Shamir’s public image owes much to his handling of the Gulf War crisis in 1991, which had a lasting effect on his political career. During the Persian Gulf War in January, Shamir overruled those in his government who wanted to strike Iraq after Israeli population centers were hit with Scud missiles. This decision won Shamir tremendous respect among U.S. policy makers at the time. Later that year he decided to take part in the Madrid Conference, sending Israeli negotiators to peace talks with Syrian and Lebanese delegations, as well as with a joint Jordanian-Palestinian delegation. The Tehiya, Tzomet and Moledet parties left the coalition to protest the talks. This precipitated early elections in which Labor trounced Shamir’s Likud party.

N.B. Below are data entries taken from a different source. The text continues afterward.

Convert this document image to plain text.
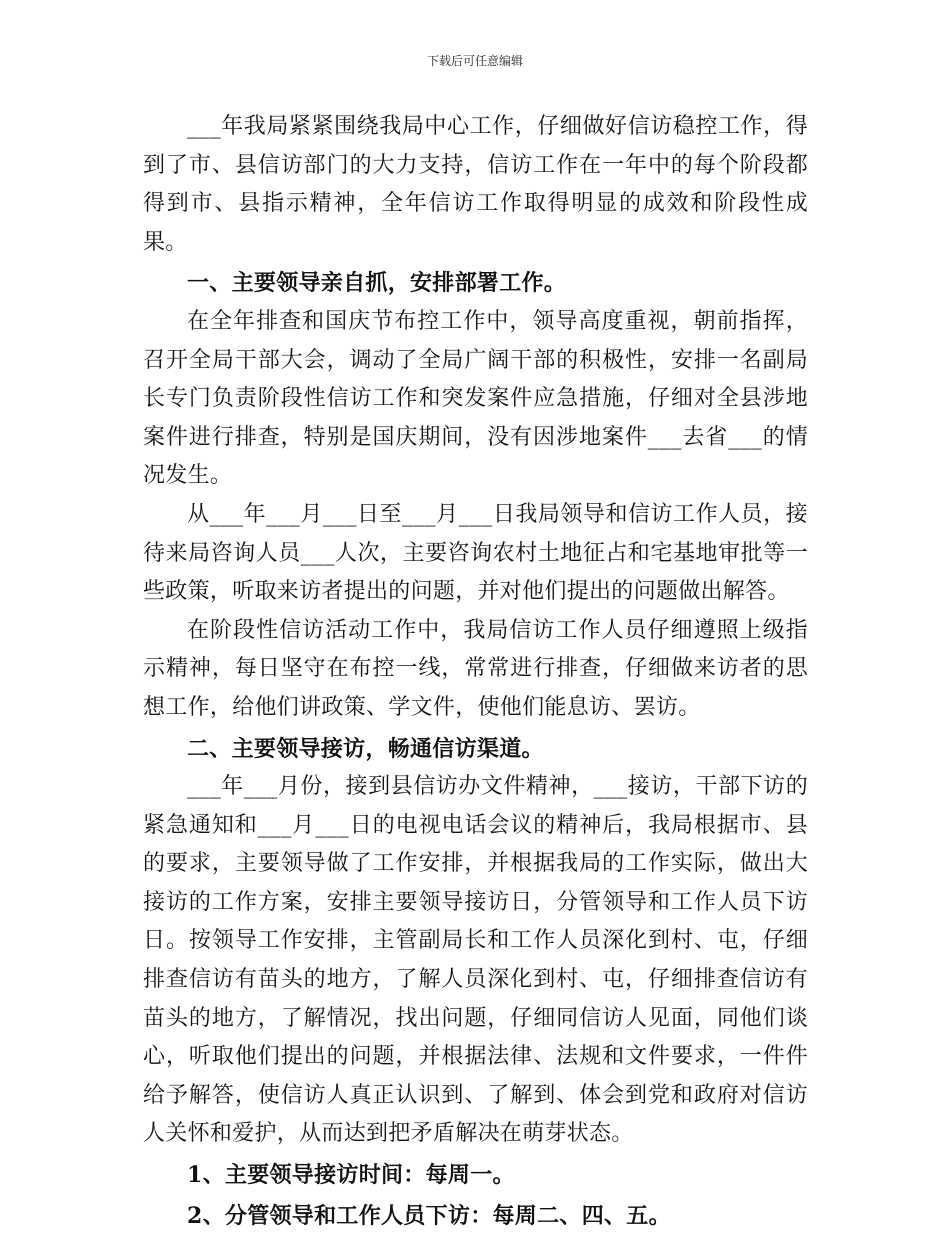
下载后可任意编辑

___年我局紧紧围绕我局中心工作，仔细做好信访稳控工作，得到了市、县信访部门的大力支持，信访工作在一年中的每个阶段都得到市、县指示精神，全年信访工作取得明显的成效和阶段性成果。

一、主要领导亲自抓，安排部署工作。

在全年排查和国庆节布控工作中，领导高度重视，朝前指挥，召开全局干部大会，调动了全局广阔干部的积极性，安排一名副局长专门负责阶段性信访工作和突发案件应急措施，仔细对全县涉地案件进行排查，特别是国庆期间，没有因涉地案件___去省___的情况发生。

从___年___月___日至___月___日我局领导和信访工作人员，接待来局咨询人员___人次，主要咨询农村土地征占和宅基地审批等一些政策，听取来访者提出的问题，并对他们提出的问题做出解答。

在阶段性信访活动工作中，我局信访工作人员仔细遵照上级指示精神，每日坚守在布控一线，常常进行排查，仔细做来访者的思想工作，给他们讲政策、学文件，使他们能息访、罢访。

二、主要领导接访，畅通信访渠道。

___年___月份，接到县信访办文件精神，___接访，干部下访的紧急通知和___月___日的电视电话会议的精神后，我局根据市、县的要求，主要领导做了工作安排，并根据我局的工作实际，做出大接访的工作方案，安排主要领导接访日，分管领导和工作人员下访日。按领导工作安排，主管副局长和工作人员深化到村、屯，仔细排查信访有苗头的地方，了解人员深化到村、屯，仔细排查信访有苗头的地方，了解情况，找出问题，仔细同信访人见面，同他们谈心，听取他们提出的问题，并根据法律、法规和文件要求，一件件给予解答，使信访人真正认识到、了解到、体会到党和政府对信访人关怀和爱护，从而达到把矛盾解决在萌芽状态。

1、主要领导接访时间：每周一。

2、分管领导和工作人员下访：每周二、四、五。
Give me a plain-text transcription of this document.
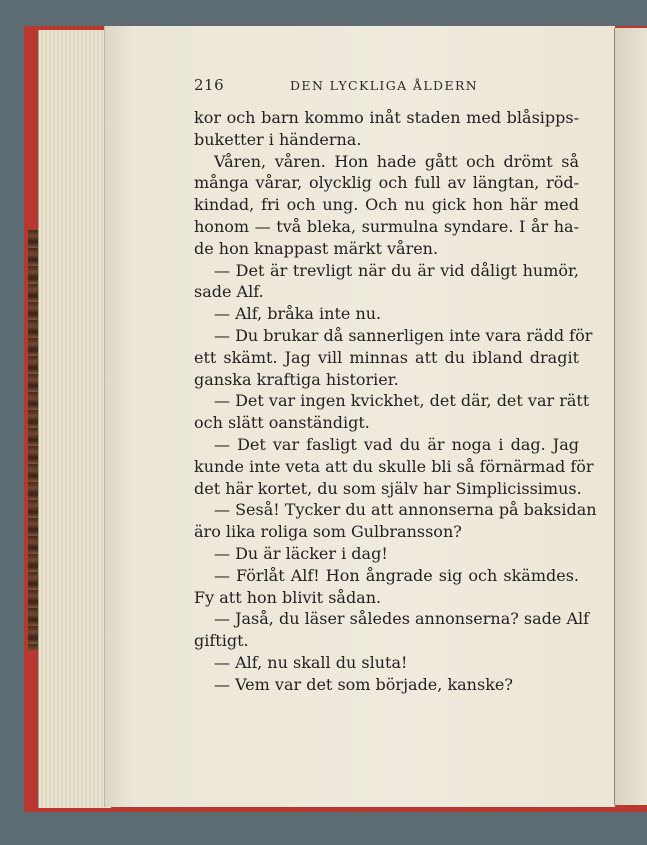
216	DEN LYCKLIGA ÅLDERN
kor och barn kommo inåt staden med blåsipps-
buketter i händerna.
Våren, våren. Hon hade gått och drömt så
många vårar, olycklig och full av längtan, röd-
kindad, fri och ung. Och nu gick hon här med
honom — två bleka, surmulna syndare. I år ha-
de hon knappast märkt våren.
— Det är trevligt när du är vid dåligt humör,
sade Alf.
— Alf, bråka inte nu.
— Du brukar då sannerligen inte vara rädd för
ett skämt. Jag vill minnas att du ibland dragit
ganska kraftiga historier.
— Det var ingen kvickhet, det där, det var rätt
och slätt oanständigt.
— Det var fasligt vad du är noga i dag. Jag
kunde inte veta att du skulle bli så förnärmad för
det här kortet, du som själv har Simplicissimus.
— Seså! Tycker du att annonserna på baksidan
äro lika roliga som Gulbransson?
— Du är läcker i dag!
— Förlåt Alf! Hon ångrade sig och skämdes.
Fy att hon blivit sådan.
— Jaså, du läser således annonserna? sade Alf
giftigt.
— Alf, nu skall du sluta!
— Vem var det som började, kanske?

As prime minister, Shamir presided over one of the largest waves of Jewish immigration, or aliyah. The biggest endeavor involved the absorption of hundreds of thousands of Soviet Jews who had been allowed to emigrate by the communist regime. Shamir even encouraged Washington policymakers to make Jews go through many hoops before they could arrive in the U.S., hoping that such red tape would have them choose Israel instead. Shamir also launched Operation Solomon, in which 14,400 Ethiopian Jews were airlifted into Israel. Shamir won the Israel Prize for lifetime achievement and contribution to the state in 2001.